To enable us to provide a safe environment that promotes health and reduces harm from exposure to second-hand smoke, all of our sites turned completely smokefree on Monday 6 January 2020.
This means that smoking is no longer permitted on any of our sites including all buildings, grounds and vehicles. This also includes the removal of all designated smoking areas.
As an NHS organisation, we have a duty to protect and care for the health and wellbeing of our patients, staff and visitors. Many of the people who access our services are particularly vulnerable to the harmful effects of second hand smoke, such as pregnant women, babies, children and those with medical conditions.
We recognise that smoking is a personal choice and we do not discriminate against those who choose to do so, however we are a health-promoting organisation and are committed to protecting and improving the health and wellbeing of all employees, patients and visitors.

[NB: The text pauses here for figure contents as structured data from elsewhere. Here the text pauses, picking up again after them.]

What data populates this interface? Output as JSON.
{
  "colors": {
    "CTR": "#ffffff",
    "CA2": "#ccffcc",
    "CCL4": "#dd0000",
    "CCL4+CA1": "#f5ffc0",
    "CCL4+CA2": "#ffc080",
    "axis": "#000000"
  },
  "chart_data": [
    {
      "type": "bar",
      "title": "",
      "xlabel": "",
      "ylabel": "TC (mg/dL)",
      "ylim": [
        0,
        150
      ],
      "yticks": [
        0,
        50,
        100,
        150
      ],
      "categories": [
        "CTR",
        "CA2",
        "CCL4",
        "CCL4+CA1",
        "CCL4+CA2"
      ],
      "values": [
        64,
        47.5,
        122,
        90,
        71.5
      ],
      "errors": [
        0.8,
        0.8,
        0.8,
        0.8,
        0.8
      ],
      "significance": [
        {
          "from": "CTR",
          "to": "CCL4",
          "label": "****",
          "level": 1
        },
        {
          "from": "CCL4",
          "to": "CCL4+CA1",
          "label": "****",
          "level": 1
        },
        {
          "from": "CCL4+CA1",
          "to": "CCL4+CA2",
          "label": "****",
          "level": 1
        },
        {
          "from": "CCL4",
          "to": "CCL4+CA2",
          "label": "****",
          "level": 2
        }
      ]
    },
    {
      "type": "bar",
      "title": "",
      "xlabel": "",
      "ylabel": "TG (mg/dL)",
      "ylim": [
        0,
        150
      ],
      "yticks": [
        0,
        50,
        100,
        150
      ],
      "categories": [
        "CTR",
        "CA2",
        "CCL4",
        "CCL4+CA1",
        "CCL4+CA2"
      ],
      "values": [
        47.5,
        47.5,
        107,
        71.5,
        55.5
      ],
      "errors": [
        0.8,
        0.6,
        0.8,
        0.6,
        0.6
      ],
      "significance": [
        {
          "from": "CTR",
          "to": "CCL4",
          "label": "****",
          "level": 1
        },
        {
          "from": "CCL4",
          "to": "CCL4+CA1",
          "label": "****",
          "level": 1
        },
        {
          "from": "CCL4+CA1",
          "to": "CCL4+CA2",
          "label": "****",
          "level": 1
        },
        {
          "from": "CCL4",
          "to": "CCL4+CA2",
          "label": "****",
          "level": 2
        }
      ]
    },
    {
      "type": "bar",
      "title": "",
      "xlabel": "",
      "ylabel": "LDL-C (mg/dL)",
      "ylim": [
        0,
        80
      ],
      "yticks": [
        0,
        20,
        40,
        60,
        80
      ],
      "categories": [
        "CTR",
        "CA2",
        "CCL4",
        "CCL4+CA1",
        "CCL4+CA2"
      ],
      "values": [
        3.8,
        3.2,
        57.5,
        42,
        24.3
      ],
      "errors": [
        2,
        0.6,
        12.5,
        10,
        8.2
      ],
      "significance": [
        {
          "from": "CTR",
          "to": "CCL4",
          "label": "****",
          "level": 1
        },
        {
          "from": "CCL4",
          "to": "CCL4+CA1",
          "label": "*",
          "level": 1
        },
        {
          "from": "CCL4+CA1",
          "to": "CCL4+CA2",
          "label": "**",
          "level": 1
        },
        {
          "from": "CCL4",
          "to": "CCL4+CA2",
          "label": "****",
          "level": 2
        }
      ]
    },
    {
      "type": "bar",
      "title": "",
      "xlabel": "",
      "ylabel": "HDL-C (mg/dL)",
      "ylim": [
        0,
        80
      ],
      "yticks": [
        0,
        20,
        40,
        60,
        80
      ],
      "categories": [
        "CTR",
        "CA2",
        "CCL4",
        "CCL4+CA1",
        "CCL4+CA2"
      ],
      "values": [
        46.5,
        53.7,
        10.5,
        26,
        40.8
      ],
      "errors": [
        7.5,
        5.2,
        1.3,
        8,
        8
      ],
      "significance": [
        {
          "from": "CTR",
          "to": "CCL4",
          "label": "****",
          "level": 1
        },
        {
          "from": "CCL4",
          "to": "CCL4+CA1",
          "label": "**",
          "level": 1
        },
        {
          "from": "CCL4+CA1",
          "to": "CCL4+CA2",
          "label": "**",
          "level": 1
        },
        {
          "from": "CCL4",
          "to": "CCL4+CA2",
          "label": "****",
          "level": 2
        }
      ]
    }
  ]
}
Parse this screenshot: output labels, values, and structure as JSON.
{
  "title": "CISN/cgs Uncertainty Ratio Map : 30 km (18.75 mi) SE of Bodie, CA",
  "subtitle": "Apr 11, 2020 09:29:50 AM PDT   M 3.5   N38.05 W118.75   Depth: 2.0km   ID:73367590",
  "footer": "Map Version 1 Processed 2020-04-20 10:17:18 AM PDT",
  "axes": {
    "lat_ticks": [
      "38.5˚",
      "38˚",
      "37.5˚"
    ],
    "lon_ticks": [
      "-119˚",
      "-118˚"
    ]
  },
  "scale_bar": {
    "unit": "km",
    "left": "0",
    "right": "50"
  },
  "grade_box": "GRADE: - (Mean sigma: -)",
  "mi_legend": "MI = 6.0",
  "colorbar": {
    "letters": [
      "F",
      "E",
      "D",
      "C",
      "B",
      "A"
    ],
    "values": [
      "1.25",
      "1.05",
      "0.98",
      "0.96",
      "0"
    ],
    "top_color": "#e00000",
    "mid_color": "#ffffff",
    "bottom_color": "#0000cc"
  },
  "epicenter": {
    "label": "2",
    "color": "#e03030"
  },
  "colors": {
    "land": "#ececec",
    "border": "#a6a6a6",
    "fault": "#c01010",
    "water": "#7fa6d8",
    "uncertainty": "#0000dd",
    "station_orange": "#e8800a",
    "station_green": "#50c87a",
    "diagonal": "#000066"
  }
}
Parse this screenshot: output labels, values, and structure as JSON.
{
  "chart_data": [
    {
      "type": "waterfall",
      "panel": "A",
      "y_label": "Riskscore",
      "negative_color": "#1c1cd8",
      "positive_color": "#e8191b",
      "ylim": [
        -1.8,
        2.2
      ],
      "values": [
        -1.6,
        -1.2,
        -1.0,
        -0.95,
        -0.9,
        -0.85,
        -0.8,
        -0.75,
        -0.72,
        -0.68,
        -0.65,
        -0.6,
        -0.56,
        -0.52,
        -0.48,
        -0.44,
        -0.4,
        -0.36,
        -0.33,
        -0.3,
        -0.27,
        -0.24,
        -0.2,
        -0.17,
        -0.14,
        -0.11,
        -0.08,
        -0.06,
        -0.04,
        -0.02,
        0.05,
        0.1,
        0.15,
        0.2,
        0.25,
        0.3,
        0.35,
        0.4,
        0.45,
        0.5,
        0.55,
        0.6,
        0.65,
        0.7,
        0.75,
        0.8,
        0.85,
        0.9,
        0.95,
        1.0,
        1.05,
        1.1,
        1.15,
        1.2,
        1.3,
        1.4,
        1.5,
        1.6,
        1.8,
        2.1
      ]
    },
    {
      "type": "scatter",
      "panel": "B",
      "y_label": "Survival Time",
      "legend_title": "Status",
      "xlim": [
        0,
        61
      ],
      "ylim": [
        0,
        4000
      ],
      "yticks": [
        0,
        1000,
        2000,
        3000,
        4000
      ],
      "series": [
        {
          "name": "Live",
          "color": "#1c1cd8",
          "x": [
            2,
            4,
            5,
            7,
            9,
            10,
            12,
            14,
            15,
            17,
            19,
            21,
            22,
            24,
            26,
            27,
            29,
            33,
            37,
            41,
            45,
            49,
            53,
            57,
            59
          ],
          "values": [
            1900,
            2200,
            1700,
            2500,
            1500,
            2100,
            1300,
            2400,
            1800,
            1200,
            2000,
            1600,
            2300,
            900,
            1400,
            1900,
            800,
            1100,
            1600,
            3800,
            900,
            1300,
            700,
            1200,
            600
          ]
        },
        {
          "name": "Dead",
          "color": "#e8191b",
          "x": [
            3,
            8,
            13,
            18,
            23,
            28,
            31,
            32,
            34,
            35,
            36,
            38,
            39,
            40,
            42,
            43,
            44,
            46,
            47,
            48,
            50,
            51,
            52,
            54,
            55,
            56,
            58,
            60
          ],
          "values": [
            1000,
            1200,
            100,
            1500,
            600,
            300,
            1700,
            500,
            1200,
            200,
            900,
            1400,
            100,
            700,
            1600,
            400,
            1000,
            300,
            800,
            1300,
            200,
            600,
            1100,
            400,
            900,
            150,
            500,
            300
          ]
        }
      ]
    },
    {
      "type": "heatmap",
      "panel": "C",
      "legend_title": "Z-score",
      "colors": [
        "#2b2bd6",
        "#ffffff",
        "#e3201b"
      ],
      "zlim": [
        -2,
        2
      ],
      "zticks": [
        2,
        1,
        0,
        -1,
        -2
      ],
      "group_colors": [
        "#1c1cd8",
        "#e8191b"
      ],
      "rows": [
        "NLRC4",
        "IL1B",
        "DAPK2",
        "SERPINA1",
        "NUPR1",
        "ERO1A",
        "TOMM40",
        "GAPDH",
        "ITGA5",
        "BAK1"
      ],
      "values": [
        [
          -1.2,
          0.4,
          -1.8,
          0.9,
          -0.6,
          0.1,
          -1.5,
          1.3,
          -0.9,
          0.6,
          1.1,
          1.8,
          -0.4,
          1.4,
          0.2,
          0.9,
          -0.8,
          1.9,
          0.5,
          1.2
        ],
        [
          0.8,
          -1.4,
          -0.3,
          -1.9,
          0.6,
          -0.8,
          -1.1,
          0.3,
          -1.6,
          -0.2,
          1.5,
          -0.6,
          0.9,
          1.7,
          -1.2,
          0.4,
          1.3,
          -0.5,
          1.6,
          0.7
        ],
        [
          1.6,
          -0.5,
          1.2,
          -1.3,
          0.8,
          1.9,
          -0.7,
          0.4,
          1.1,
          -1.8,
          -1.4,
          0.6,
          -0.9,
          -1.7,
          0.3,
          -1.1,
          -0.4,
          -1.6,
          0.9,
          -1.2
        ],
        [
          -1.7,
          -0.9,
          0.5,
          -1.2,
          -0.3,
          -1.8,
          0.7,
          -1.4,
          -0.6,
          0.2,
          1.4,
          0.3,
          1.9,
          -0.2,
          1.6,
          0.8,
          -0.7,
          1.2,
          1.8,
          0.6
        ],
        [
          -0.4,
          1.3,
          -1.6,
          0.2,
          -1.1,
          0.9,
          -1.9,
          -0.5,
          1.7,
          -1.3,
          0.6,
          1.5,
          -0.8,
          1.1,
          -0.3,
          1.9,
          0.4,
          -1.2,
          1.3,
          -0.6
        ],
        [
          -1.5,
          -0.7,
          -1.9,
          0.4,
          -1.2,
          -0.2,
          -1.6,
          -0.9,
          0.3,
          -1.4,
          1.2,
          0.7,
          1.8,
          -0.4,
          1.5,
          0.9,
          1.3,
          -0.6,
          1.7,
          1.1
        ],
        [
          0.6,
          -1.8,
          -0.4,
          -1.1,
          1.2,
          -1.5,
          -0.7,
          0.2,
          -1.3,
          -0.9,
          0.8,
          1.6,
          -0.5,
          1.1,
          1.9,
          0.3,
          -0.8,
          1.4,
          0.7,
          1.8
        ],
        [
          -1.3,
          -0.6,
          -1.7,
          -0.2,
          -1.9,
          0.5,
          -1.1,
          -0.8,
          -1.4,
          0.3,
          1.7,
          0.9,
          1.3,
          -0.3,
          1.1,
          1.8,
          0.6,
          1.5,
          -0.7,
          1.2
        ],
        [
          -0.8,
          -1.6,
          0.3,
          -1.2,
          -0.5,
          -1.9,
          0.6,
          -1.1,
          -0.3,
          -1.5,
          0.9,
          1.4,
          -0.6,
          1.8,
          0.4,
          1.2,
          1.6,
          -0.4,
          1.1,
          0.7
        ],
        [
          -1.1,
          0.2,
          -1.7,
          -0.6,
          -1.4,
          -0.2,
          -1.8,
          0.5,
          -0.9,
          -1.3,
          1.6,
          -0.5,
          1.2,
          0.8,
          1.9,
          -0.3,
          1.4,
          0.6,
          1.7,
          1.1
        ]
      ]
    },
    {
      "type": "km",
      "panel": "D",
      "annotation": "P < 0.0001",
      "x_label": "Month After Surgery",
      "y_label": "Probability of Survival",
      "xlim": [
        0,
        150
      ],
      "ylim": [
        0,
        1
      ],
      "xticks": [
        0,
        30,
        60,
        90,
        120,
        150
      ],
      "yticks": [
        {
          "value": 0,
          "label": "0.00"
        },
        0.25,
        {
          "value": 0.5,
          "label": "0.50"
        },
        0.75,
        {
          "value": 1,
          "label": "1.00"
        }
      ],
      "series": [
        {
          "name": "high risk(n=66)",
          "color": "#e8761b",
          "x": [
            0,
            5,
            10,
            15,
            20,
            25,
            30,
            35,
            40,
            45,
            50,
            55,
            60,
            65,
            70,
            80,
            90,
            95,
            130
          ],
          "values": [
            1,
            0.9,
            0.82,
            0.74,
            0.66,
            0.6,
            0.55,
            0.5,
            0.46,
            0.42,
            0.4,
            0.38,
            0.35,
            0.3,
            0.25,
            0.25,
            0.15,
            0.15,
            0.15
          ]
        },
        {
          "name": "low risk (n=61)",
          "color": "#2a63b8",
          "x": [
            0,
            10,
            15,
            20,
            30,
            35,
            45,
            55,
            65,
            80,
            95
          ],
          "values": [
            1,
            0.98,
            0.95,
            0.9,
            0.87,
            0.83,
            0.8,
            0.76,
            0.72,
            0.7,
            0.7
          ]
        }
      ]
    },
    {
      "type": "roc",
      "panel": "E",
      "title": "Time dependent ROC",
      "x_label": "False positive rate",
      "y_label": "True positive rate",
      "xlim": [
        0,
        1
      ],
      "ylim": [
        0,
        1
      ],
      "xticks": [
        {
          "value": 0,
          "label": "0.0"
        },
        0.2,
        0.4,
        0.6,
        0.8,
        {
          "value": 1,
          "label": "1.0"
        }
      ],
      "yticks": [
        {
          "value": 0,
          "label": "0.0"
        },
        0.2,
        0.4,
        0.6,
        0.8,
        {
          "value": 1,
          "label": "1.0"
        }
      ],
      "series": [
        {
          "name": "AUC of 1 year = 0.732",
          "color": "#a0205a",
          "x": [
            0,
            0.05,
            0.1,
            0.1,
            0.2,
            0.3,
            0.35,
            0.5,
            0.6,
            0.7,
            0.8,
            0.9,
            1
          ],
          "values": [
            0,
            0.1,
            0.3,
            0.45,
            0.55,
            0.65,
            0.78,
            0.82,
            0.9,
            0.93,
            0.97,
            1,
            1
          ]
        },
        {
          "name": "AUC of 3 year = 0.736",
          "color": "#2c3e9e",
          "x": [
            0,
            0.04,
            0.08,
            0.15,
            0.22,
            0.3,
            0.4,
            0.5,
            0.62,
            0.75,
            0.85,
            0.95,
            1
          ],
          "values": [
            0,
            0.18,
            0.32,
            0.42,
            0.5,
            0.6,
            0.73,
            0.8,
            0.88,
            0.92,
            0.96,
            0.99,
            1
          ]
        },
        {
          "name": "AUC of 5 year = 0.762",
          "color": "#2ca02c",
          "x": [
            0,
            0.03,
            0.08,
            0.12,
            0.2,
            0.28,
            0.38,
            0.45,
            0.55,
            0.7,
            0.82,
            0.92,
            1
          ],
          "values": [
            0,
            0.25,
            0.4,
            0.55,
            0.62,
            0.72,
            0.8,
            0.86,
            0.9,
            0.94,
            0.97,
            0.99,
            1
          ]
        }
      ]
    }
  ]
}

Smoking is the leading cause of premature death in the UK. Exposure to second-hand smoke can also cause disease and premature death among non-smokers and even brief exposure can cause immediate harm. Being completely Smokefree reflects our commitment and responsibility for improving health and wellbeing.
Our decision to go Smokefree is also in line with The Health Act (2006) and The National Institute for Health and Care Excellence (NICE) 2013 guidelines which state that all hospital sites should ideally be 100% Smokefree.
The challenges around becoming Smokefree are recognised, so from March to July 2019, we undertook a four-month consultation and engagement exercise with our patients, public and staff around the implications of a new policy and the way in which we implement.
We asked a series of questions as part of this process, to help us mitigate concerns and manage the process in the most effective way for everyone involved.
Download a copy of our Smokefree ULHT consultation report below to see the results.
We know that many people are giving up smoking by switching to e-Cigarettes and these have been proven to be an effective way of helping people to quit smoking completely. As e-Cigarettes do not expose others to second hand smoke and offer a less harmful alternative to smoking, their use will still be permitted within the grounds of our sites.
There is no given right to smoke and no obligation to permit people to smoke. It is part of our duty to improve and the protect the health and wellbeing of our staff, patients and wider communities and this includes ensuring we uphold their right to be protected from second hand smoke.
We want staff to be ambassadors for good health and promote a Smokefree policy, therefore all patients who attend our sites will be asked if they smoke. Patients who are admitted either as an emergency or planned admission, will be offered nicotine replacement therapy (NRT) in the form of patches and inhalator and will be offered a referral for ongoing support. Patients who insist on leaving the ward areas to smoke will not be obstructed but will be advised of the Smokefree policy and asked not to smoke within the hospital grounds.
The Department of Health recommends that you are four times more likely to quit smoking if you use a combination of Nicotine Replacement Therapy (NRT) and support from a trained stop smoking adviser.